AWS launched yet another storage mechanism today – Elastic File System. This adds on to an ever increasing list of storage solutions, so I wanted to write down my notes on when to use what.
Instance Storage on EC2 – Magnetic & SSD
Use for: When you need high IOPS without the cost, and you are willing to write your own backup mechanism
This is what you’d call “hard drive” on your laptop. It will have the best I/O performance amongst all options. On the flip side, this storage is “ephemeral” – if the machine is terminated, all data is lost.
AWS is moving away from instance storage. Or at least, it wants most of its customers to use EBS. For people who really want a lot of storage and IOPS, there are more expensive machines that are optimized to use instance storage.
There are two flavors of storage – Magnetic and SSD. Magnetic is the regular hard-drive. It has a terrible performance for random I/O, but sequential I/O is very fast. So, if you read a file from start to end, or if you keep appending to the end of the file – you’ll get great I/O performance.
SSD – solid state devices – are newer technology, don’t have moving parts. Its more expensive than magnetic storage, but has much better random access I/O.
Elastic Block Storage, or EBS
Use for: General purpose usage, the replacement for a hard drive.
Think of this as an “external hard drive” for extra storage.
This storage is mounted on the operating system, so to the OS it looks like a regular OS. Because it is elastic, you can add more capacity pretty easily. And because it is an “external hard drive”, if your server crashes, your data isn’t lost.
Just like an “external hard drive”, you can attach an EBS volume to only one server. Two servers cannot write to the same EBS volume. However, you can unmount from one server and attach it to another server anytime.
Because it is farther than the computer, I/O performance is not as good as of instance store. However, AWS has Provisioned IOPS, in which you can pay Amazon to get guaranteed performance.
Elastic File Storage
Used for :
- Migrating a legacy application that needs access to a shared drive across app servers.
- New applications – only use it as an immutable, read-only drive. For example, to load builds on all servers.
This is a network attached storage or NAS. It is a shared hard drive, and more than one server can write to this.
NAS is very common in enterprise software. When migrating an existing software to the cloud, Elastic File Storage becomes an obvious choice.
This was launched very recently, so not much information as yet.
S3 is an object store and is accessed via an HTTP based API. Which means you don’t need a server to access S3; you can upload/download files from a browser or a client-side application.

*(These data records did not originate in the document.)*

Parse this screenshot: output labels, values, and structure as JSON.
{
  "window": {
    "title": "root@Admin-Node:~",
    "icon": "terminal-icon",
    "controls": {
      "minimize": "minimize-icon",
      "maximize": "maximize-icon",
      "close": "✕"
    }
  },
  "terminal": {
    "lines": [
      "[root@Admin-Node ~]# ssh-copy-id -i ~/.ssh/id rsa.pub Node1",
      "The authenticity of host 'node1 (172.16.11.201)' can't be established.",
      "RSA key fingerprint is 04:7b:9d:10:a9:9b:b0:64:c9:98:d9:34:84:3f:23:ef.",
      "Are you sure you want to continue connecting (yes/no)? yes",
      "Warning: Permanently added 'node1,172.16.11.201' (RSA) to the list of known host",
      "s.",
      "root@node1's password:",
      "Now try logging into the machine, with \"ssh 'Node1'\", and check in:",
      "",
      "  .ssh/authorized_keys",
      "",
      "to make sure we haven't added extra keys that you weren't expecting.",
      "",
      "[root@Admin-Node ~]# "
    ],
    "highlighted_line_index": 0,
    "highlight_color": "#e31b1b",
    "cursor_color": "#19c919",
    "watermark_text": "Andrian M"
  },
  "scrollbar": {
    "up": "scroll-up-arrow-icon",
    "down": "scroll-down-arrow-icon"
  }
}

To the operating system – Instance Store, EBS, and EFS – all appear as a regular file system. But in case of S3, the operating system does not have any knowledge of S3. It is just a remote HTTP server, and the application program is supposed to connect to it. You cannot mount S3 to a local file system (well, you can write wrappers, or use some existing providers, but they are hacks, and best avoided). Put another way, you can host a database on instance store/EBS/EFS; but you cannot instruct a database to use S3 for storage.
S3 has two modes – regular, which guarantees 99.9999% durability, but is more expensive. There is a reduced durability option, in which S3 doesn’t maintain as many backups; this is cheaper than regular S3.
Glacier is a long-term storage. It is meant for data that needs to be stored for regulatory reasons, and you do not expect to fetch again quickly.
Access to data in Glacier is SLOW. It can take ~3 hours to get the data. Plus, you are not expected to download the data very frequently – if you do that, there are charges as well.